Hotel of an era past proves to be an isolated gem of Burning Man culture


Old buildings are often the subject of sight-seeing, tours and landmarks to boast about in travel guides. More often than not, they reflect what used to be and offer a picture of the past. The old Morris Hotel in Reno, Nev. has become something else entirely: A place for artists and Burners to call home, and promote both art and community.

The old Morris Hotel doesn’t stand out when you drive down Fourth Street. In fact, if you don’t know its significance, you will likely miss it entirely. The exterior makes it look like a simple brick building which wouldn’t be recognizable as a hotel if it weren’t for the large “vacancy” sign on the front. The new bus station a street over and the homeless shelter behind the hotel certainly grab more attention and bury the history of the hotel under an unsavory reputation as the “bad” area of town. However, when the door opens to the Morris Burning Man Hotel, you enter a new era of Reno – a strange combination of what it used to be and a promise of what it will become.

The idea of the Morris Burning Man Hotel is that it is a place for people and artists to stay or live in year round, sort of keep the Burning Man culture and community alive when the festival isn’t happening. The man behind the idea is Jungle Jim (real name Jim Gibson), a former CEO of a microchip company who finally went to Burning Man for the first time when he retired.

“I never intended to do this, but I fell in love with the Burner community,” Gibson said.

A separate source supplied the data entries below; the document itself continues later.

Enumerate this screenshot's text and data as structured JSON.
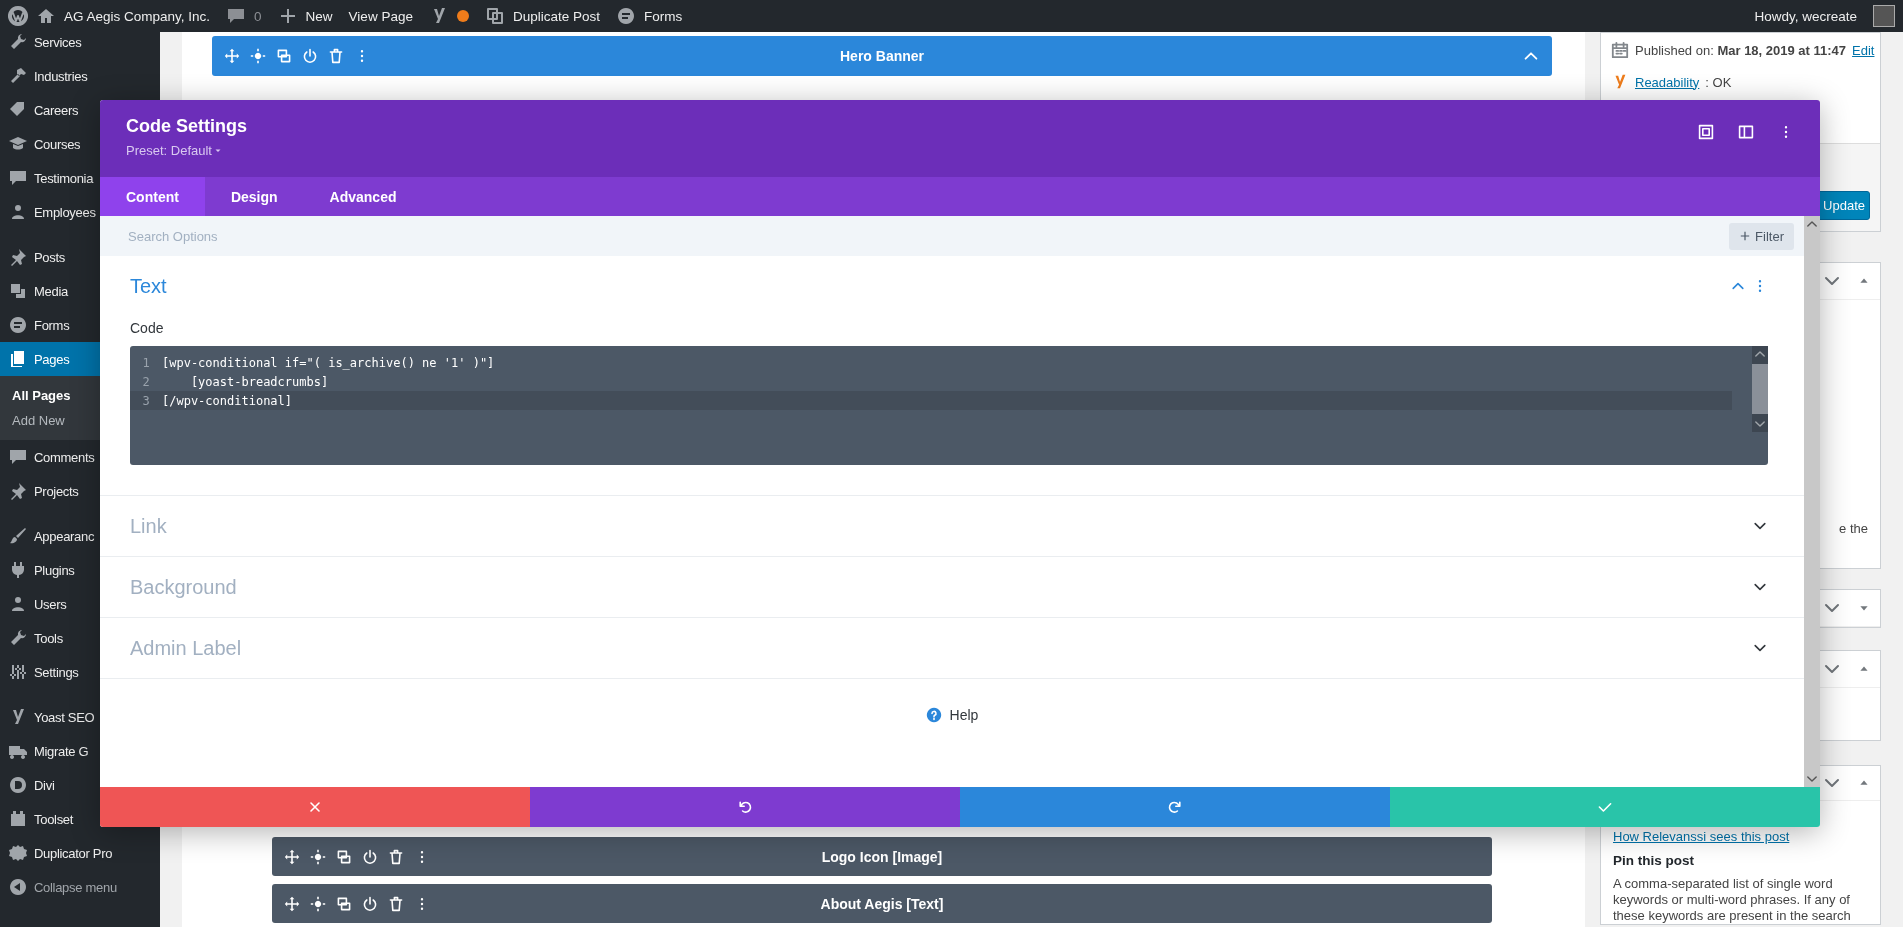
{
  "admin_bar": {
    "site": "AG Aegis Company, Inc.",
    "comments": "0",
    "new": "New",
    "view": "View Page",
    "duplicate": "Duplicate Post",
    "forms": "Forms",
    "greeting": "Howdy, wecreate"
  },
  "sidebar": {
    "groups": [
      {
        "items": [
          {
            "label": "Services",
            "selected": false
          },
          {
            "label": "Industries",
            "selected": false
          },
          {
            "label": "Careers",
            "selected": false
          },
          {
            "label": "Courses",
            "selected": false
          },
          {
            "label": "Testimonia",
            "selected": false
          },
          {
            "label": "Employees",
            "selected": false
          }
        ]
      },
      {
        "items": [
          {
            "label": "Posts",
            "selected": false
          },
          {
            "label": "Media",
            "selected": false
          },
          {
            "label": "Forms",
            "selected": false
          },
          {
            "label": "Pages",
            "selected": true,
            "children": [
              {
                "label": "All Pages",
                "selected": true
              },
              {
                "label": "Add New",
                "selected": false
              }
            ]
          },
          {
            "label": "Comments",
            "selected": false
          },
          {
            "label": "Projects",
            "selected": false
          }
        ]
      },
      {
        "items": [
          {
            "label": "Appearanc",
            "selected": false
          },
          {
            "label": "Plugins",
            "selected": false
          },
          {
            "label": "Users",
            "selected": false
          },
          {
            "label": "Tools",
            "selected": false
          },
          {
            "label": "Settings",
            "selected": false
          }
        ]
      },
      {
        "items": [
          {
            "label": "Yoast SEO",
            "selected": false
          },
          {
            "label": "Migrate G",
            "selected": false
          },
          {
            "label": "Divi",
            "selected": false
          },
          {
            "label": "Toolset",
            "selected": false
          },
          {
            "label": "Duplicator Pro",
            "selected": false
          }
        ]
      }
    ],
    "collapse": "Collapse menu"
  },
  "builder": {
    "hero": "Hero Banner",
    "modules": [
      "Logo Icon [Image]",
      "About Aegis [Text]"
    ]
  },
  "modal": {
    "title": "Code Settings",
    "preset": "Preset: Default",
    "tabs": [
      {
        "label": "Content",
        "selected": true
      },
      {
        "label": "Design",
        "selected": false
      },
      {
        "label": "Advanced",
        "selected": false
      }
    ],
    "search": {
      "placeholder": "Search Options"
    },
    "filter": "Filter",
    "sections": [
      {
        "title": "Text",
        "expanded": true,
        "field_label": "Code",
        "code_lines": [
          {
            "number": "1",
            "text": "[wpv-conditional if=\"( is_archive() ne '1' )\"]",
            "active": false
          },
          {
            "number": "2",
            "text": "    [yoast-breadcrumbs]",
            "active": false
          },
          {
            "number": "3",
            "text": "[/wpv-conditional]",
            "active": true
          }
        ]
      },
      {
        "title": "Link",
        "expanded": false
      },
      {
        "title": "Background",
        "expanded": false
      },
      {
        "title": "Admin Label",
        "expanded": false
      }
    ],
    "help": "Help"
  },
  "right": {
    "published_label": "Published on:",
    "published_date": "Mar 18, 2019 at 11:47",
    "edit": "Edit",
    "readability_link": "Readability",
    "readability_value": ": OK",
    "update": "Update",
    "boxes": [
      {
        "expanded": true,
        "text": "e the"
      },
      {
        "expanded": false
      },
      {
        "expanded": true
      },
      {
        "expanded": true,
        "link": "How Relevanssi sees this post",
        "heading": "Pin this post",
        "paragraph": "A comma-separated list of single word keywords or multi-word phrases. If any of these keywords are present in the search"
      }
    ]
  }
}
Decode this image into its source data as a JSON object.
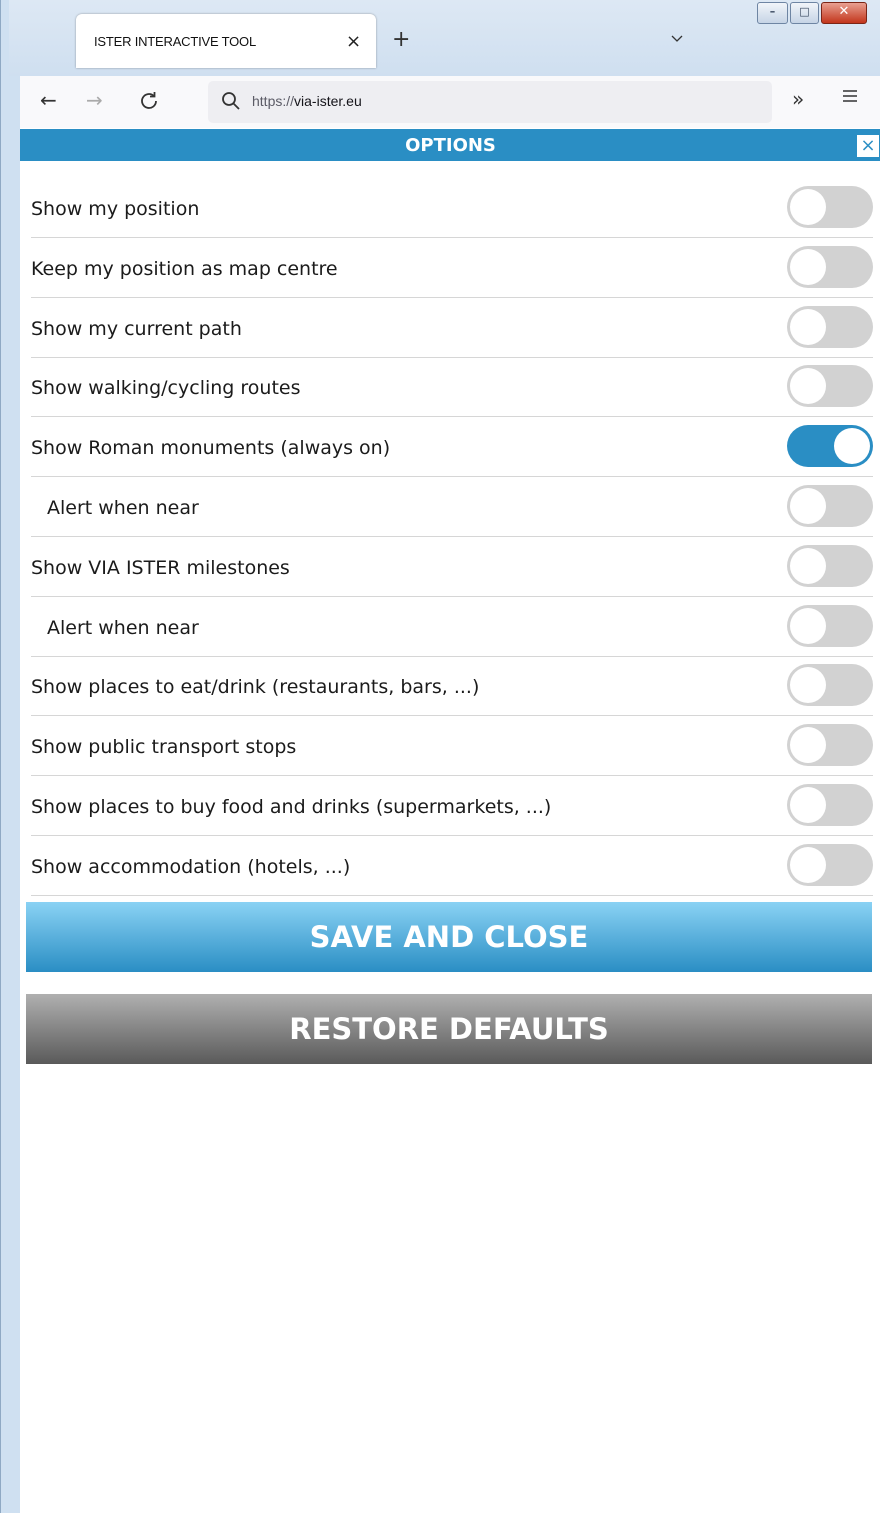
{
  "browser": {
    "tab_title": "ISTER INTERACTIVE TOOL",
    "tab_close": "×",
    "new_tab": "+",
    "url_protocol": "https://",
    "url_host": "via-ister.eu",
    "more_tools": "»"
  },
  "window_controls": {
    "minimize": "–",
    "maximize": "□",
    "close": "✕"
  },
  "panel": {
    "title": "OPTIONS",
    "close": "×",
    "options": [
      {
        "label": "Show my position",
        "indented": false,
        "enabled": false
      },
      {
        "label": "Keep my position as map centre",
        "indented": false,
        "enabled": false
      },
      {
        "label": "Show my current path",
        "indented": false,
        "enabled": false
      },
      {
        "label": "Show walking/cycling routes",
        "indented": false,
        "enabled": false
      },
      {
        "label": "Show Roman monuments (always on)",
        "indented": false,
        "enabled": true
      },
      {
        "label": "Alert when near",
        "indented": true,
        "enabled": false
      },
      {
        "label": "Show VIA ISTER milestones",
        "indented": false,
        "enabled": false
      },
      {
        "label": "Alert when near",
        "indented": true,
        "enabled": false
      },
      {
        "label": "Show places to eat/drink (restaurants, bars, ...)",
        "indented": false,
        "enabled": false
      },
      {
        "label": "Show public transport stops",
        "indented": false,
        "enabled": false
      },
      {
        "label": "Show places to buy food and drinks (supermarkets, ...)",
        "indented": false,
        "enabled": false
      },
      {
        "label": "Show accommodation (hotels, ...)",
        "indented": false,
        "enabled": false
      }
    ],
    "save_label": "SAVE AND CLOSE",
    "restore_label": "RESTORE DEFAULTS"
  },
  "colors": {
    "accent": "#2a8ec4",
    "toggle_off": "#d2d2d2"
  }
}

It’s still a work in progress, as rooms are being painted, and some even still being built which is easy to tell as there is a sort of comforting wood and paint smell as you walk around the building, apart from the sounds of nailing, drilling and walking. Despite not being completely finished and ready for the public, there are already artists living in the building and a great sense of community from the tight knit group working on the building.

Among the people who work and live in the hotel is a man named Alon Bar, who also goes by Vision. He  has  long black curly hair and  is originally from Israel. He left his business in to come to Reno to start the Black Box Film Festival. He originally considered going to San Francisco, but was advised by a friend to check out Reno instead. He met Jim two years ago and became dedicated to the project of rejuvenating the hotel after Gibson bought it.

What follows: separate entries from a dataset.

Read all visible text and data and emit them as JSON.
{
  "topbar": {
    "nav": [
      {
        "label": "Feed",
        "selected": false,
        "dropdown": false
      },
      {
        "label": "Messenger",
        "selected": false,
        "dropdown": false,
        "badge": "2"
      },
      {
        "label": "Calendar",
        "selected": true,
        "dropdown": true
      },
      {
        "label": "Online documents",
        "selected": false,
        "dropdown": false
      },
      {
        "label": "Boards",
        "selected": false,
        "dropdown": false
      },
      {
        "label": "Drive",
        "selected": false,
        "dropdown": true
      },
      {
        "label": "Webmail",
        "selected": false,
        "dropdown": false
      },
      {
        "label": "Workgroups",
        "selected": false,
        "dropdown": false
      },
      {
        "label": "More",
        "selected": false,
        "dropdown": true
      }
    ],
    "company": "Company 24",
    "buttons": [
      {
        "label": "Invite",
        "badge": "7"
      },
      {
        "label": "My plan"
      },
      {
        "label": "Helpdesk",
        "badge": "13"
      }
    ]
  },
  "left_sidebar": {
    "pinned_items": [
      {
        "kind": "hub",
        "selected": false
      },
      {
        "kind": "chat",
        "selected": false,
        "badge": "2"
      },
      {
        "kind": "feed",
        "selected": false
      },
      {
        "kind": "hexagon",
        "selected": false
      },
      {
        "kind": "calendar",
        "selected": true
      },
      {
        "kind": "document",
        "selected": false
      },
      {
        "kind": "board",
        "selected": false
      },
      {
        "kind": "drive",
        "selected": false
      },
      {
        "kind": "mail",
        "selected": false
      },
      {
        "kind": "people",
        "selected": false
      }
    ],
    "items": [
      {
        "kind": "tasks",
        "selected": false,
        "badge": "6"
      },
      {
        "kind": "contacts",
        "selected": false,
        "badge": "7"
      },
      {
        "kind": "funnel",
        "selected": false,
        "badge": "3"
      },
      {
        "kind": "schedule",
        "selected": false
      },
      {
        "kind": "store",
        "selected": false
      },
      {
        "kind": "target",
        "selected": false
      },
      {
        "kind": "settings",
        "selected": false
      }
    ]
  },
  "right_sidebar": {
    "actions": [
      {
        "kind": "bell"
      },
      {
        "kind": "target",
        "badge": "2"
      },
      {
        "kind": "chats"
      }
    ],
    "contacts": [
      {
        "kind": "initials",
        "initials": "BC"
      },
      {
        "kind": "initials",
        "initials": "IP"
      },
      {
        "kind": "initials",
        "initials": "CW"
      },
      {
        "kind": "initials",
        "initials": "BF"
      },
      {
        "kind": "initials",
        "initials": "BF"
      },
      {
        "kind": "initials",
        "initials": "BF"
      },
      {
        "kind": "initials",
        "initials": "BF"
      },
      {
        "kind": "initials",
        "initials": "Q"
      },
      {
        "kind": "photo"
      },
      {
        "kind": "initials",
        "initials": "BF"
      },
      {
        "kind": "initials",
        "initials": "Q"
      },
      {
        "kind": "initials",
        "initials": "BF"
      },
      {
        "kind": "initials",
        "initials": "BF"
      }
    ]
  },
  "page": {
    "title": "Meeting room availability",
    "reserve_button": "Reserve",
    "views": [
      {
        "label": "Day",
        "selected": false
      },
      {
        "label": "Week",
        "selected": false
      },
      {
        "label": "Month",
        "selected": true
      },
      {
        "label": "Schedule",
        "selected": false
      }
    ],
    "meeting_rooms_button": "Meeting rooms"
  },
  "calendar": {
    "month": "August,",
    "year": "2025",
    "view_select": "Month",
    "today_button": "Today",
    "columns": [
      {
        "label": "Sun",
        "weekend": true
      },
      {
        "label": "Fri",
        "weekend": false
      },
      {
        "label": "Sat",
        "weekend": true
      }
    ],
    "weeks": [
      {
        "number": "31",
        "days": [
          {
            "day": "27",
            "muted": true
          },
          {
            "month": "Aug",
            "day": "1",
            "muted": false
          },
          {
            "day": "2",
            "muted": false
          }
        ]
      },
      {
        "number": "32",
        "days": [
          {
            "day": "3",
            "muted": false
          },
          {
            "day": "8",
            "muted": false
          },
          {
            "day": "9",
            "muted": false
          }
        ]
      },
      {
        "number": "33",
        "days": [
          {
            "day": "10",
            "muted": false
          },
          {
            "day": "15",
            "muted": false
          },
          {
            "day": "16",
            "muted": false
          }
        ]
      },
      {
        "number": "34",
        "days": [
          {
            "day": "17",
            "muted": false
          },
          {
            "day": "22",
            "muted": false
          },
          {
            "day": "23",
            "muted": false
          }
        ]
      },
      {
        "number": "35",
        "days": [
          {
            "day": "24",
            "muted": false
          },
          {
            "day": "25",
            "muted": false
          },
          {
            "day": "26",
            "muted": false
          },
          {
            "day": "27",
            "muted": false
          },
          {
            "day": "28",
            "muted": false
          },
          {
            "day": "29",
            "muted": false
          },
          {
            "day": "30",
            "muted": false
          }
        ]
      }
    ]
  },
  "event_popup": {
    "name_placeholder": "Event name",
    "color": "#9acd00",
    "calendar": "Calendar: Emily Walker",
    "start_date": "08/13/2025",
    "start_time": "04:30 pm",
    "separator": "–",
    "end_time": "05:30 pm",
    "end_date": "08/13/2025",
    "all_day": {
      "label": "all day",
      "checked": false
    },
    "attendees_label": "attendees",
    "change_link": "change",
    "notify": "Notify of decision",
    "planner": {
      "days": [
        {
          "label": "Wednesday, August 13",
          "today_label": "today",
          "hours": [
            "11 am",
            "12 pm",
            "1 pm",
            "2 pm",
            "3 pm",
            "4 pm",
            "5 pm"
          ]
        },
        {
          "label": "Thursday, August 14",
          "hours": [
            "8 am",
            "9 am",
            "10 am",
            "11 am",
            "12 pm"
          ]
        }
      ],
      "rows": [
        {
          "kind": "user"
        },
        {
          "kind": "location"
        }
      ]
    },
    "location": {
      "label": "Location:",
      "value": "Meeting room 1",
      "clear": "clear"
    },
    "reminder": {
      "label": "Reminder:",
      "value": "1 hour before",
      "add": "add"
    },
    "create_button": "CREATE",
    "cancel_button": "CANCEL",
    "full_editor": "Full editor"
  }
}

“He became involved with the project after he realized how special it was and gave up his life and other projects to dedicate his time to this,” Gibson said.

Vision explains that each of the rooms for guests or live-in artists has its own theme. One of the few rooms that has been completed is the desert themed room. The walls depict a scene of the desert, including a painting of horses above the bed. To complete it, there’s a tiny stand with books on it, one being “Desert Solitaire” by Ed Abbey.

The main lobby looks like it’s be pulled from a movie set depicting a 1950’s living room during Christmas time. There are arm chairs centered around a portable heater and more chairs across the room around a coffee table with a beautiful Christmas tree in the corner. There’s also a coat drive bin for the community service event on Sunday and the place is to set up a table and give coats out to people who need it.

The whole place gives you a sense of being at home, which is the point of the hotel, rather than just a place to crash while you’re in Reno. It’s not a tourist spot, it’s a place where you can become part of a family for a short time, or long one, but you can’t stay without giving some of yourself, whether it be art or just the interactions and friendships you create. It is the first hotel of its kind, in Reno and possibly anywhere else.

Despite a first glance that looks unpromising, the hotel proves to be an isolated gem of Burn culture that tends to disappear from Reno at the end of the Black Rock Desert festival.

“It’s an amazing experiment,” Gibson said. “It’s so important that the people who help build this are the first ones who have first right to come and play.”